3. Im Bereich der forschungsbezogenen Praktiken werden jene Handlungen beleuchtet, die im Zusammenhang mit Bedingungen, Methoden und Zielen der Erkenntnisproduktion in wissenschaftlichen Disziplinen stehen. Darunter fallen Praktiken der kritischen Analyse, Rezension und Interpretation sowie der Theoriebildung. Hier lassen sich Praktiken der Abgrenzung, Affirmation und Selbstvergewisserung der Disziplinen voneinander unterscheiden. Besonders der Körper wird in der Beschäftigung mit der Repräsentation von Behinderung zur Demarkationslinie unterschiedlicher disziplinärer Logiken. Während in interventionsbezogenen Fachgebieten (wie der Medizin oder den Rehabilitationswissenschaften) der Körper als materielles Objekt die Sicht auf Behinderung prägt, denken reflexionsbezogene Fachgebiete (wie die Soziologie oder die Kulturwissenschaften) Behinderung ausgehend vom Körper als kulturelles und sozial geformtes Konstrukt. Darüber hinaus zeugt der Sprachgebrauch, den die unterschiedlichen Disziplinen zur Beschreibung ihrer Gegenstände, Methoden und Erkenntnisinteressen nutzen, häufig von able-istischen Vorannahmen (zum Beispiel okularzentristische Ausdrücke im Zusammenhang mit Wissenserwerb). Im Zusammenhang mit theoretischen Zugriffen ist zudem aufschlussreich, welche Rolle einerseits geisteswissenschaftliche Theorien und Methoden bei der Untersuchung von Behinderungsnarrativen und -darstellungen haben und wie andererseits Repräsentationen von Behinderung Eingang in theoretische Konzepte finden. So nutzt etwa Maurice Merleau-Ponty in seiner "Phénoménologie de la perception" (1945) kontinuierlich Beispiele der Wahrnehmung von Personen mit Behinderung bzw. normabweichender Körperlichkeit, um seine Argumente zu untermauern.

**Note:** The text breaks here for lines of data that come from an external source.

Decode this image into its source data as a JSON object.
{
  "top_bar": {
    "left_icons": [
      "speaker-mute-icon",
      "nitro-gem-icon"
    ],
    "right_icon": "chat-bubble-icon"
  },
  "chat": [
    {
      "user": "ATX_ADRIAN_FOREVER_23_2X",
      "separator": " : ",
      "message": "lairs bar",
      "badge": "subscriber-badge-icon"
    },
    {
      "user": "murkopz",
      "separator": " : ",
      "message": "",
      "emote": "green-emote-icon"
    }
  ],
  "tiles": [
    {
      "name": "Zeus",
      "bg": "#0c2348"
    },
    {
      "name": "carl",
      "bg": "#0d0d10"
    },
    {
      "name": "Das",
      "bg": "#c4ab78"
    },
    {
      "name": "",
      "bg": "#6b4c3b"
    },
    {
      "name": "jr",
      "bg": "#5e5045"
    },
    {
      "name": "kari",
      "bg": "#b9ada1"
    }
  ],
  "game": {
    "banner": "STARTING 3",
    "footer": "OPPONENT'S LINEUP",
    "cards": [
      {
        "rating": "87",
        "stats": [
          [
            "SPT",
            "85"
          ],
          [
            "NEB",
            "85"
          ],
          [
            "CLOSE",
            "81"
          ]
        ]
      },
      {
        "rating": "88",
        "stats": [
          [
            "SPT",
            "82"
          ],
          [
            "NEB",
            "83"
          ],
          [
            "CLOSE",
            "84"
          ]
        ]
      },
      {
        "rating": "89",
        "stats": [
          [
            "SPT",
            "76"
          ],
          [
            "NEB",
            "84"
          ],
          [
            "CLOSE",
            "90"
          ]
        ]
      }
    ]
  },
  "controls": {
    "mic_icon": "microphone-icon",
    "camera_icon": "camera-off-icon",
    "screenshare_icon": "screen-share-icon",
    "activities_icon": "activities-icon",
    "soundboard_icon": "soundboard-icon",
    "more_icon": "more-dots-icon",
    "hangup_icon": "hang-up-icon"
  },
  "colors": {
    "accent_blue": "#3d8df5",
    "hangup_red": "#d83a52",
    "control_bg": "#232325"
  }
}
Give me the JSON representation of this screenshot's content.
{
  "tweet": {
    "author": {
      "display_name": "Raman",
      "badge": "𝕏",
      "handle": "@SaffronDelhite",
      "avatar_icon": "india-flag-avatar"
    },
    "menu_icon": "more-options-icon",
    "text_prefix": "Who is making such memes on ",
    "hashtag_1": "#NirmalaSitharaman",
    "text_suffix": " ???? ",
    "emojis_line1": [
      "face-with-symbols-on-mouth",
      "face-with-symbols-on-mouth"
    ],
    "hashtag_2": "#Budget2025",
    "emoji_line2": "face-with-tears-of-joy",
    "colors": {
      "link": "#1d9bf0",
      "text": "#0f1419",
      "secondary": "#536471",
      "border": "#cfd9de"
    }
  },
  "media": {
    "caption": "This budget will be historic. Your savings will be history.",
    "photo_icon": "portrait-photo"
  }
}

Durch die Fokussierung auf diese Praktiken sollen neue Erkenntnisse über die Konstruktion und Bewertung von Behinderung in (historischen) Gesellschaften gewonnen und die Wechselwirkungen zwischen Repräsentationen, Handlungen und sozialen Normvorstellungen erkundet werden. Ausgehend vom Themenfeld der Cultural Disability Studies werden auf der Tagung die hier skizzierten Praktiken der Hervorbringung von Behinderung anhand ausgewählter Beispiele der bildenden Kunst, Literatur und weiterer medialer Repräsentationsformen diskutiert. Der Call for Papers richtet sich an Wissenschaftler*innen jeder Qualifikationsstufe – insbesondere auch der frühen Phase –, die zu diesen Aspekten forschen.
Wir bemühen uns darum, die Tagung so barrierefrei und zugänglich wie möglich zu gestalten. Bitte teilen Sie uns Ihre Zugangsbedarfe (access needs) mit, damit wir sie in unseren Planungen berücksichtigen können. Kosten für Anreise und Übernachtung werden übernommen. Die Veranstaltungssprache ist Deutsch.
Bitte senden Sie Ihr Abstract (150–300 Wörter) für einen 20-minütigen Vortrag zusammen mit einer kurzen bio-bibliografischen Notiz zu Ihrer Person (maximal 150 Wörter) bis zum 14.03.2025 an nina.eckhoff-heindluni-koeln.de und daniela.kuscheluni-mannheim.de. Die Auswahl wird bis Ende März 2025 getroffen.